OptiQAP

projectactive

OptiQAP (PKOS id qap-solver) is a research-oriented solver toolkit for the Quadratic Assignment Problem (QAP), an NP-hard combinatorial optimization problem that appears in layout, assignment, and mapping tasks. The canonical repository is alawein/optiqap, with qap-solver as an alias. The project carries a P2 priority and is tagged with quantum-computing, optimization, HPC, and computational-physics.

In a quantum-computing context, QAP-style formulations are commonly used for qubit-to-hardware mapping and constraint-aware placement, making this project a natural bridge between combinatorial optimization research and near-term quantum systems. This aligns with the broader research profile of Meshal Alawein, a computational physicist whose work spans quantum computing, high-performance physics simulations, and AI governance. OptiQAP is directly linked to the meshal-alawein profile record, reflecting its significance within the overall research portfolio.

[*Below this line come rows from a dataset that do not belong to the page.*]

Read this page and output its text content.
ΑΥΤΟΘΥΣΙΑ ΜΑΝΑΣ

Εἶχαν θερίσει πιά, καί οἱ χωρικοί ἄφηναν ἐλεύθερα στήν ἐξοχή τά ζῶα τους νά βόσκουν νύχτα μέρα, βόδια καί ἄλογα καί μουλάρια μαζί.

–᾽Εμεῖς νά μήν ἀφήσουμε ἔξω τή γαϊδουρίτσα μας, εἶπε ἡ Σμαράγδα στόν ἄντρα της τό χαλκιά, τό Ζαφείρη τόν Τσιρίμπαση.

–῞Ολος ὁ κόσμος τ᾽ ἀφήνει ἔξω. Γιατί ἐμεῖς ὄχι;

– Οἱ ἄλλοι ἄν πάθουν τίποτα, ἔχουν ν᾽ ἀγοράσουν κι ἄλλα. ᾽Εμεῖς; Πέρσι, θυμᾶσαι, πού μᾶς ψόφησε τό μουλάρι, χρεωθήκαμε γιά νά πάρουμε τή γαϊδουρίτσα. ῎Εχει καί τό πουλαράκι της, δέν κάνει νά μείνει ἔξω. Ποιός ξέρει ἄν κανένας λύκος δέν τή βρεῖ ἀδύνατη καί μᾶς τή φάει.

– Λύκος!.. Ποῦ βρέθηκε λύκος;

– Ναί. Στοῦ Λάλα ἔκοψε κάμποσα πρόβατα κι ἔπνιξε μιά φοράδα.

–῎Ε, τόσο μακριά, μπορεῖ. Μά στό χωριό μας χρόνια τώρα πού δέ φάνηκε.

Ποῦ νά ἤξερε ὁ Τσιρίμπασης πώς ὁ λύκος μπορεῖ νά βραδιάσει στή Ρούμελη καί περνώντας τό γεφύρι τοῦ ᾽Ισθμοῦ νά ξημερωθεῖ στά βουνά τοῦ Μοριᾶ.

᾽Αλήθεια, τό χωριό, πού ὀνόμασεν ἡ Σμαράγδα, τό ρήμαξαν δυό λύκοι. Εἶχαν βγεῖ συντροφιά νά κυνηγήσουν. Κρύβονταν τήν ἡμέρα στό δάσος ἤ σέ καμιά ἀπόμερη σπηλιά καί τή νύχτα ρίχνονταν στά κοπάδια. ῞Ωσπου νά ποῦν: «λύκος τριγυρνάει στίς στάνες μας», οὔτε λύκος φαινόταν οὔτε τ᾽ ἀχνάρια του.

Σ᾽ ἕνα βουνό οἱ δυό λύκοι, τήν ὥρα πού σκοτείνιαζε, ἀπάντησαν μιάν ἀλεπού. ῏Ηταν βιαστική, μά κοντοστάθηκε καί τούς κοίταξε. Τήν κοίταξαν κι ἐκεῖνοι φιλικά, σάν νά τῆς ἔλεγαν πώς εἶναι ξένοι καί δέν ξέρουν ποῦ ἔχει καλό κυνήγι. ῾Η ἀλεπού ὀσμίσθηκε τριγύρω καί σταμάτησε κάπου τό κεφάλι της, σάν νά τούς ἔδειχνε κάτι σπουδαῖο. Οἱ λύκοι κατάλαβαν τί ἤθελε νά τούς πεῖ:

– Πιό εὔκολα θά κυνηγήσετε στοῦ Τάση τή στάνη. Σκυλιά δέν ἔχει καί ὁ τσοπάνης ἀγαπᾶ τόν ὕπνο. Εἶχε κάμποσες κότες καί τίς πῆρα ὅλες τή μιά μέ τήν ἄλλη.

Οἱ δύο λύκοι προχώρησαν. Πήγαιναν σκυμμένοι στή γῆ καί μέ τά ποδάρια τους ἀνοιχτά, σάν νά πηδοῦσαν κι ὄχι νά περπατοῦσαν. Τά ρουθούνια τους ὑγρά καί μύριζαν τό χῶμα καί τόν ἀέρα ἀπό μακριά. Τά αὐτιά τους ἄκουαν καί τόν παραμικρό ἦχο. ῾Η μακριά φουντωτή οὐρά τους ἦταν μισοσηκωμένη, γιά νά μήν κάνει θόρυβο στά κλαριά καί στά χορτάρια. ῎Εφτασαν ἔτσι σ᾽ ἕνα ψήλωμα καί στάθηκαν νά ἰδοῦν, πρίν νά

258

The project is implemented in Python, chosen for rapid research iteration. A modular implementation snapshot containing a multi-solver benchmark framework was imported to imports/qap-modular-repo/ on 2026-03-13 and is retained for staged integration into the main codebase. This modular architecture supports benchmarking multiple solver strategies against standard QAP problem instances.

The project is currently in the research phase, distinguishing it from the active-development phase of most other alawein projects. It sits at the intersection of Meshal's quantum computing and HPC domains.